Ma Imbolc, o Oilmec, cela anche un riferimento al grembo materno. Al ventre gravido della Madre Terra, dalla cui oscurità sorge la vita. E la Dea invocata nei riti sacrificali era Brigit. La luminosa. Madre e Vergine insieme. Che, certo, nel periodo più antico avrà richiesto sacrifici cruenti. Anche umani, probabilmente. Ma che soprattutto gradiva celebrazioni di tipo orgiastico. Canti, musica, bevande, birra e idromele soprattutto. Danze sfrenate ed estatiche. E, naturalmente, anche eros senza freni né tabù moralistici. Perché in questi rituali non vigeva una qualche, comune, morale. E tuttavia non vi era alcunché di…trasgressivo. Non nel senso, volgare e tutto sommato banale, squallido, che oggi diamo al termine. L’eros, anche sfrenato, l’orgia rituale alla luce della Luna, aveva la funzione di invocare ed evocare la potenza della Dea. E la vita. Non di solleticare, e/o appagare, le pulsioni represse dei partecipanti.
I cristiani d’Irlanda sovrapposero alla antica Dea, Santa Brigida di Kildare. Che è figura storica, vissuta tra V e VI secolo.

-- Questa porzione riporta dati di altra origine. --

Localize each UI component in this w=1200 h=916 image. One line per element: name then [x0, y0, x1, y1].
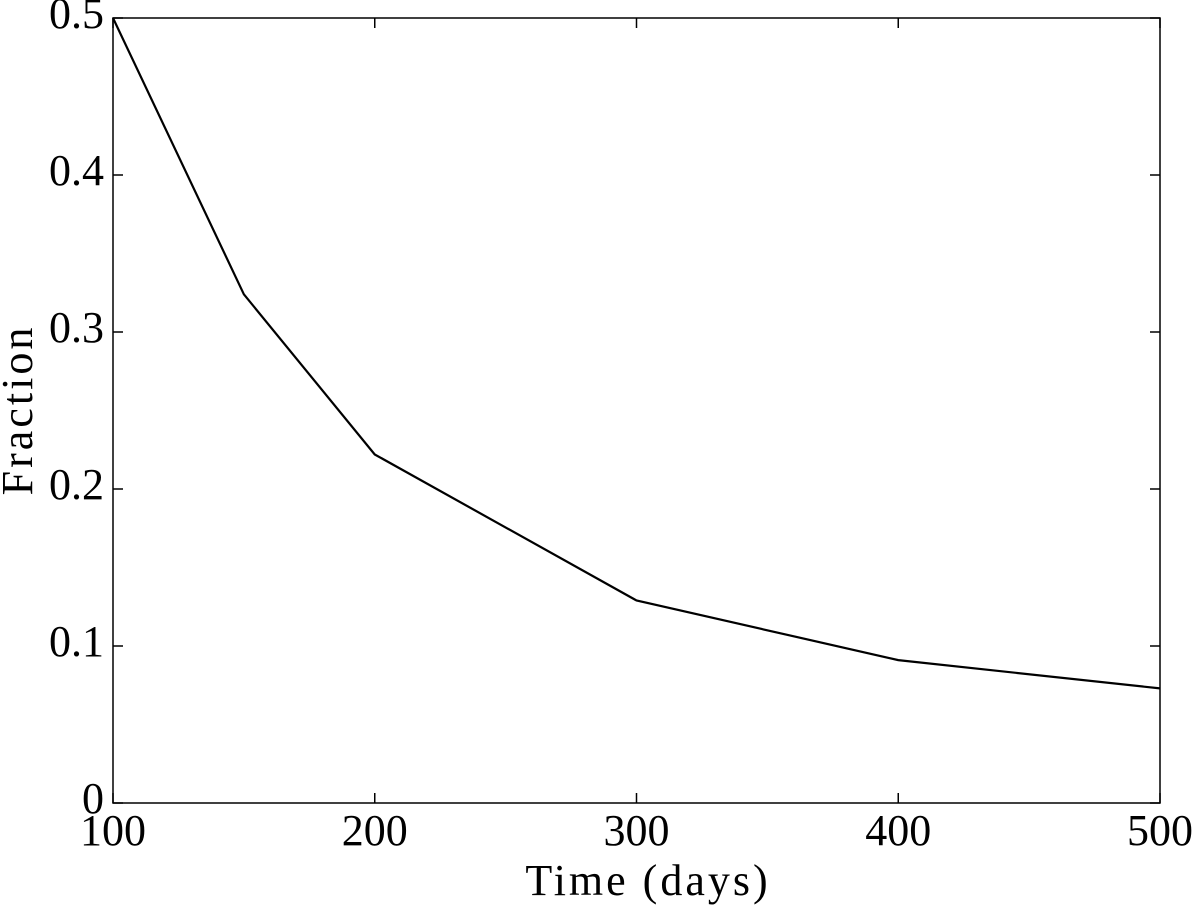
x-tick-label: 500 — [1127, 806, 1193, 855]
x-axis-label: Time (days) — [525, 856, 770, 905]
plot-frame — [112, 17, 1161, 804]
y-tick-label: 0.5 — [49, 0, 104, 38]
y-tick-label: 0 — [82, 774, 104, 823]
x-tick-label: 100 — [80, 806, 146, 855]
y-tick-label: 0.4 — [49, 146, 104, 195]
y-tick-label: 0.2 — [49, 460, 104, 509]
y-axis-label: Fraction — [0, 325, 42, 496]
y-tick-label: 0.1 — [49, 617, 104, 666]
x-tick-label: 300 — [604, 806, 670, 855]
x-tick-label: 400 — [865, 806, 931, 855]
x-tick-label: 200 — [342, 806, 408, 855]
data-line — [112, 17, 1161, 690]
y-tick-label: 0.3 — [49, 303, 104, 352]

Venerata come patrona al fianco di San Patrizio. Ma totalmente ammantata da un alone di leggenda. Di fiaba se vogliamo. Come nel miracolo in cui da una piccola botte avrebbe fatto spillare “un lago di birra” onde dissetare tutta la corte del Re. O come nel racconto della sua generosità con i poveri, cui, sin da bambina, donava copiosamente latte, burro e formaggio. Suscitando la collera di suo padre, un capo clan pagano. Che, sul letto di morte, lei avrebbe convertiti con la sua, particolarissima, croce. Verde, e a forma di ruota solare.
Narrazioni simboliche ovviamente. Come simbolico è stato porre la sua morte, e quindi la sua festa, proprio al 1 Febbraio. Imbolc.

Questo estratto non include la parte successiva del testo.